At about the same time, the AMA issued more formal statements that dissented from the Government’s “restrictive policy framework”. One renewed the AMA’s attitude towards GP Super Clinics, calling for the Government to dump the idea and work with the AMA instead on other “broad measures” that would improve access by patients to GPs. Another urged the Government “to address the policy inertia that continues to restrict medical services for the sick and frail residents of aged care homes”. By now it was clear that the early neutrality between the AMA and the new Government had disappeared. There might be elements in the Government’s health reform policy about which the AMA was not too unhappy and it might be prepared to coexist with the policy, if not embrace it, but it had come to the view that the reform package as a whole at best did not benefit eeither patients or its members.

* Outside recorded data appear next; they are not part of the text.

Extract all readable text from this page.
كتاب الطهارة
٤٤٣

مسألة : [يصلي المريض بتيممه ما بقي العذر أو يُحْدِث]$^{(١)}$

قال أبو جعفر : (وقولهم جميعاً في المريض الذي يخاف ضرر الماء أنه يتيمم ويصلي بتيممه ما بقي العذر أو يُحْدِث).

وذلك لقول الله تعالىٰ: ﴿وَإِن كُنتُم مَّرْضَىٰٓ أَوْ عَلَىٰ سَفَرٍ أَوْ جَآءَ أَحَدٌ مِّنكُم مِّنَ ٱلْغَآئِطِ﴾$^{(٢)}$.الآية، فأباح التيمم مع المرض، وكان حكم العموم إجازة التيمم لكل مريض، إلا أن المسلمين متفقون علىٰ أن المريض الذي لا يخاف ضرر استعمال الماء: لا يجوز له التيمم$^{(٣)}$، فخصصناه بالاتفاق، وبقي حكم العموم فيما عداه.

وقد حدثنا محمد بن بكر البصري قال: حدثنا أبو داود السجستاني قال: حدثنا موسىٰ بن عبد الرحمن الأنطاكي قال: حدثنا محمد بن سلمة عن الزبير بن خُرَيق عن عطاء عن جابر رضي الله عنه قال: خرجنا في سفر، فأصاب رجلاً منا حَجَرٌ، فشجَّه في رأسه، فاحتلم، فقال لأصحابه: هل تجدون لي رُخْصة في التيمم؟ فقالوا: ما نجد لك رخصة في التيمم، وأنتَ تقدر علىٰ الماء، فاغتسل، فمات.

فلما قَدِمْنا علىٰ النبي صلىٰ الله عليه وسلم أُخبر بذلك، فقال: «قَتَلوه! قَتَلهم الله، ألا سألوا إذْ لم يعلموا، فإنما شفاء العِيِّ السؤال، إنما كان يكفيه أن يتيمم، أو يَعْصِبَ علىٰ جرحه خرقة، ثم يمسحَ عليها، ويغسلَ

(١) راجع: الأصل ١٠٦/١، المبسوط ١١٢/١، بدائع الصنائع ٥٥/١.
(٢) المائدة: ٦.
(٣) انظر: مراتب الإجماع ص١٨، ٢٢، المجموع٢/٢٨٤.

Over the next few years, as more of the package unfolded, this view hardened. Many AMA members would see the Rudd proposals as arguably the most difficult – and most foolhardy – of the six reform challenges that the AMA has faced. Indeed, by the time that she reported to members in the 2008 Annual Report, Dr Capolingua had dropped the niceties, referring to a reform agenda that contained “a grab bag of proven failures as the principal policy options”, including models from the National Health Service “that have failed generations of patients in the UK and other options that have seen the provision of healthcare in the United States increasingly become the domain of big business instead of care givers. “The bureaucratisation of health in Australia is building a faceless future,” she said, “where patients are numbers and the family GP – the person generations of families have turned to in good times and bad – becomes a thing of the past.” The AMA was no longer making nice with the Rudd Government. It is hard to imagine a worse moment than this for a long-dormant proposal for a national registration scheme for all health professionals to re-emerge.